Indonesia Perlu Belajar dari Jepang Soal Manajemen Baliho

Pemilu 2024 yang acap kali kita sebut sebagai pesta demokrasi 5 tahunan ini baru saja berakhir. Salah satu strategi praktis yang masif digunakan dalam berkampanye adalah penggunaan baliho dan Alat Peraga Kampanye (APK) yang relevan lainnya. Baliho pemilu merupakan fenomena politik 5 tahun sekali yang hanya dipakai untuk beberapa minggu saja.

Sangat lazim kita temui ketika kita baru saja membuka pagar rumah, kita dihadapkan pada baliho-baliho dari para Calon Legislatif (Caleg) yang telah menguasai bahu jalan. Sayangnya, ada pula penggunaan APK seperti spanduk yang tidak sesuai pada tempatnya, seperti ditempelkan pada pohon-pohon yang menurut aturan dari KPU itu melanggar aturan. Padahal, di Pasal 34 peraturan Peraturan KPU No.15 Tahun 2023 tentang Kampanye Pemilihan Umum, disebutkan bahwa bahan kampanye wajib dipasang di lokasi yang tidak dilarang berdasarkan peraturan. Pemasangan juga mempertimbangkan etika, estetika, kebersihan, dan keindahan kota atau kawasan setempat. Namun, aturan ini seakan-akan tak diindahkan oleh para aktor-aktor politik yang berkampanye.

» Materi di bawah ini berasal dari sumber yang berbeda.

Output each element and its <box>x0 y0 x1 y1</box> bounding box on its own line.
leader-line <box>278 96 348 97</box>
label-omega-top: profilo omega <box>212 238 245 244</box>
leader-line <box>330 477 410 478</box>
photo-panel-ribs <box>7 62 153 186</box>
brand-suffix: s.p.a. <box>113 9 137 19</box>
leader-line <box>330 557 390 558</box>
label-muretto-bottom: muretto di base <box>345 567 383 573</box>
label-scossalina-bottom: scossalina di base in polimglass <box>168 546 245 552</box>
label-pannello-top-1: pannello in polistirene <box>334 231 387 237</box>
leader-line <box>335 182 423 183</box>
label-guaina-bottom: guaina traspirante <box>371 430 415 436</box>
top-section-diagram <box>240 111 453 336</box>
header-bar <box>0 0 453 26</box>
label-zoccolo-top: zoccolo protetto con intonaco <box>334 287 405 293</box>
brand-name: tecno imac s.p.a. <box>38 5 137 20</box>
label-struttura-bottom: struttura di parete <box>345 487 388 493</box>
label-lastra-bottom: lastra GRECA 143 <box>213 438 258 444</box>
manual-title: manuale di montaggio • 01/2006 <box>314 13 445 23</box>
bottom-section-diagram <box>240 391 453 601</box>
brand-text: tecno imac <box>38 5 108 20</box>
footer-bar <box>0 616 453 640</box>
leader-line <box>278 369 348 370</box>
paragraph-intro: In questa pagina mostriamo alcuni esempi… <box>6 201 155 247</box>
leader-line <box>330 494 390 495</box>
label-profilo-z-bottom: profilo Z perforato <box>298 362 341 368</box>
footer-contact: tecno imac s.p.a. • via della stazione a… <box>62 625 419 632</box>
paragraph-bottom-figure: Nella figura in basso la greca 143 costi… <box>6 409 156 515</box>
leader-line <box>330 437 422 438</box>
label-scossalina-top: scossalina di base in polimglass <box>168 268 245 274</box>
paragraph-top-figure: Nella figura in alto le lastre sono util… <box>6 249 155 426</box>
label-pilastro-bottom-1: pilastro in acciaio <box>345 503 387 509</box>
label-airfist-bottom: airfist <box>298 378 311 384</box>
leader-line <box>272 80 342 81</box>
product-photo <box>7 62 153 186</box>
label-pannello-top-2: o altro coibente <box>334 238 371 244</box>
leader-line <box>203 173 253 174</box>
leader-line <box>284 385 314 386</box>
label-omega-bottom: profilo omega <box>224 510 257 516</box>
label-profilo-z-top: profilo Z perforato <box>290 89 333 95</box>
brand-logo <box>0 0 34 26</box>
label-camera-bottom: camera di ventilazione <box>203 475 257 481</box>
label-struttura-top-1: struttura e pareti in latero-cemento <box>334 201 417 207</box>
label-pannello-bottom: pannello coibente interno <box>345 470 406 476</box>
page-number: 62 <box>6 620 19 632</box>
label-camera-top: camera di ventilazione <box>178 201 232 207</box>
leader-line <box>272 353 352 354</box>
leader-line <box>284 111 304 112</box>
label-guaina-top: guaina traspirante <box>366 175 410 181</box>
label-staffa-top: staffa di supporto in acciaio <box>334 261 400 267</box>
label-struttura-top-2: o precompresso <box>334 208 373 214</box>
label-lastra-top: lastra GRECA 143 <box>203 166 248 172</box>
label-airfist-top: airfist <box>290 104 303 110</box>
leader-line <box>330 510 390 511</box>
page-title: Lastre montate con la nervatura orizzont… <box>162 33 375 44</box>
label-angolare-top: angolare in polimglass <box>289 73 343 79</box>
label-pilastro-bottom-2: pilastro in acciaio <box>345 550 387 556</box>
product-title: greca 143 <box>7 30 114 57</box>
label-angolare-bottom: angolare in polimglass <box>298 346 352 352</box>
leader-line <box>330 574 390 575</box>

Selain itu, penggunaan baliho juga tentunya menghabiskan dana yang besar. Para Caleg bisa saja menghabiskan setidaknya ratusan juta rupiah hanya untuk alat peraga kampanye saja (baliho). Karena hal tersebut, praktik korupsi di kalangan aktor politik ini tidak dapat terhindarkan.

Papan baliho di Jepang. Sumber: Instagram/suci_amanda_illustration

Di pemukiman penduduk Jepang sangat jarang ditemui baliho. Kalaupun ada, penempatannya harus sesuai aturan dan harus rapi. Setiap Caleg hanya memiliki satu ruang tempel poster. Meski begitu, para Caleg di Jepang merasa sudah sangat cukup dengan regulasi-regulasi alat kampanye yang telah ditetapkan oleh pemerintahnya.

Sangat jarang juga ditemukan baliho atau spanduk yang tidak sesuai dengan tempatnya, karena Pemerintah Jepang telah menyediakan satu papan khusus dengan ukuran yang sama di beberapa titik untuk tim sukses kandidat menempelkan poster kandidatnya. Tujuannya adalah untuk menyamaratakan setiap kandidat agar tidak ada poster yang besar sendirian, serta agar masyarakat bisa menilai dan mengkomparasi kandidat-kandidat politisi dalam satu tempat. Hal yang paling penting adalah agar biaya politik yang dikeluarkan oleh politisi tidak besar, sehingga mencegah mereka untuk melakukan korupsi.